La Loi sur la protection de la jeunesse (article 38 e) prévoit qu’il y a abus physiques « lorsque l'enfant subit des sévices corporels ou est soumis à des méthodes éducatives déraisonnables de la part de ses parents ou de la part d'une autre personne et que ses parents ne prennent pas les moyens nécessaires pour mettre fin à la situation; 2º lorsque l'enfant encourt un risque sérieux de subir des sévices corporels ou d'être soumis à des méthodes éducatives déraisonnables de la part de ses parents ou d'une autre personne et que ses parents ne prennent pas les moyens nécessaires pour mettre fin à la situation ».

Abus sexuels :

La Loi sur la protection de la jeunesse (article 38 d) prévoit qu’il y a abus sexuels « lorsque l'enfant subit des gestes à caractère sexuel, avec ou sans contact physique, de la part de ses parents ou d'une autre personne et que ses parents ne prennent pas les moyens nécessaires pour mettre fin à la situation; 2º lorsque l'enfant encourt un risque sérieux de subir des gestes à caractère sexuel, avec ou sans contact physique, de la part de ses parents ou d'une autre personne et que ses parents ne prennent pas les moyens nécessaires pour mettre fin à la situation ».

Âgisme :

Selon le gérontologue Robert Butler, lequel a été le premier chercheur à évoquer ce concept, l’âgisme est lié à un processus par lequel une personne est stéréotypée et discriminée en raison de son âge (1968).

Depuis cette initiative de Butler de conceptualiser l’âgisme, plusieurs études ont permis de mettre en lumière que si les jeunes comme les adultes peuvent en être la cible, la réalité tend à montrer que ce sont les aînés qui, le plus souvent, en font les frais. En outre, quoique l’âgisme partage avec le racisme et le sexisme d’étroites ressemblances (il s’articule sur une même logique visant l’exclusion d’un individu ou d’un groupe sur la base d’un critère), il s’en distingue cependant en ce qu’il est, dans une large mesure, toléré, à tout le moins, il est peu dénoncé.

Source : Lagacé, M. & Tougas, F. (2010), « À quand la retraite? » Le paradoxe de l’âgisme au travail dans un contexte de pénurie de main-d’œuvre., Dans M. Lagacé (dir.), L’âgisme. Comprendre et changer le regard social sur le vieillissement, Québec, Les Presses de l’Université Laval, p. 241-262.

Agression sexuelle :

« Une agression sexuelle est un geste à caractère sexuel, avec ou sans contact physique, commis par un individu sans le consentement de la personne visée ou, dans certains cas, notamment dans celui des enfants, par une manipulation affective ou par du chantage. Il s’agit d’un acte visant à assujettir une autre personne à ses propres désirs par un abus de pouvoir, par l’utilisation de la force ou de la contrainte, ou sous la menace implicite ou explicite. Une agression sexuelle porte atteinte aux droits fondamentaux, notamment à l’intégrité physique et psychologique et à la sécurité de la personne.

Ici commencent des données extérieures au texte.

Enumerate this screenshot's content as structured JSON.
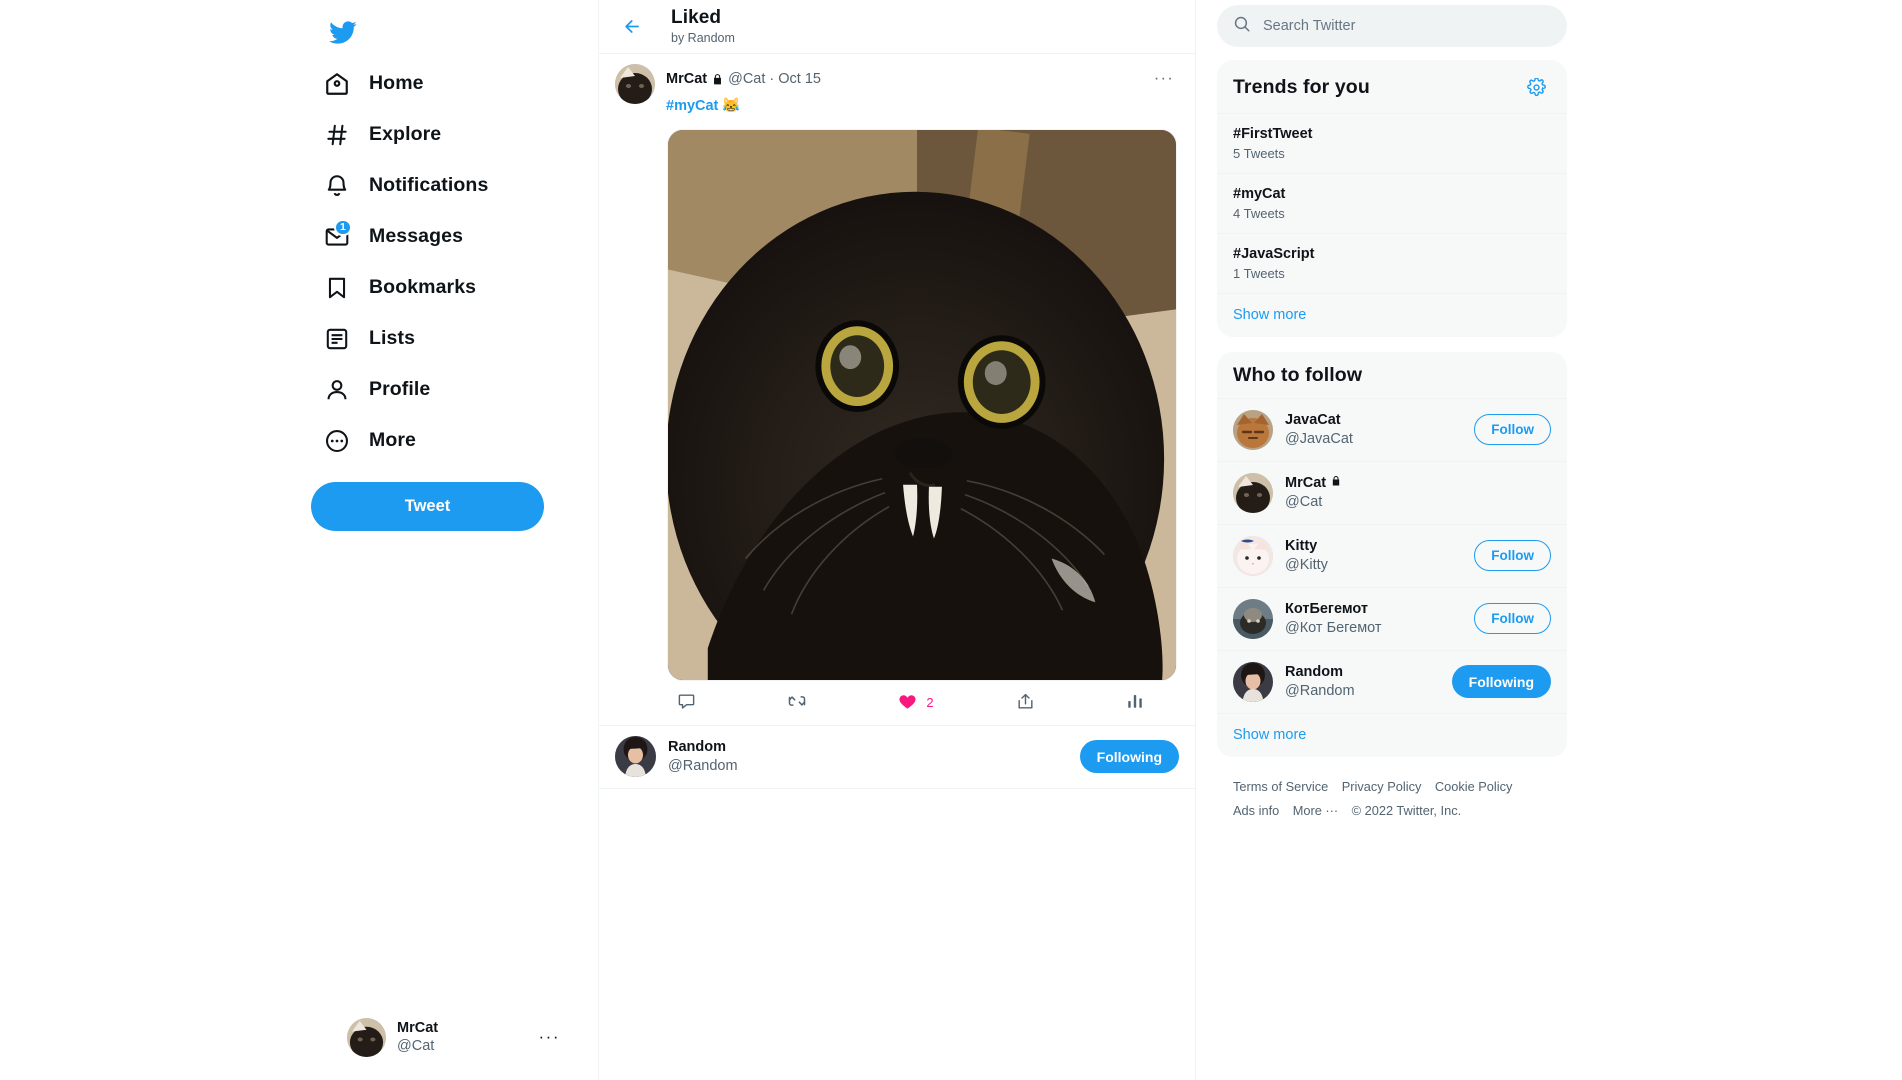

Cette définition s’applique, peu importe l’âge, le sexe, la culture, la religion et l’orientation sexuelle de la personne victime ou de l’agresseur sexuel, peu importe le type de geste à caractère sexuel posé et le lieu ou le milieu de vie dans lequel il a été fait, et quelle que soit la nature du lien existant entre la personne victime et l’agresseur sexuel. On parle d’agression sexuelle lorsqu’on utilise certaines autres expressions telles que viol, abus sexuel, infractions sexuelles, contacts sexuels, inceste, prostitution et pornographie juvéniles. »

Source : Ministère de la Santé et des Services sociaux (2001), Orientations gouvernementales en matière d’agression sexuelle, p. 22.

Discrimination :

« Toute personne a droit à la reconnaissance et à l'exercice, en pleine égalité, des droits et libertés de la personne, sans distinction, exclusion ou préférence fondée sur la race, la couleur, le sexe, la grossesse, l'orientation sexuelle, l'état civil, l'âge sauf dans la mesure prévue par la loi, la religion, les convictions politiques, la langue, l'origine ethnique ou nationale, la condition sociale, le handicap ou l'utilisation d'un moyen pour pallier ce handicap.

Il y a discrimination lorsqu'une telle distinction, exclusion ou préférence a pour effet de détruire ou de compromettre ce droit. »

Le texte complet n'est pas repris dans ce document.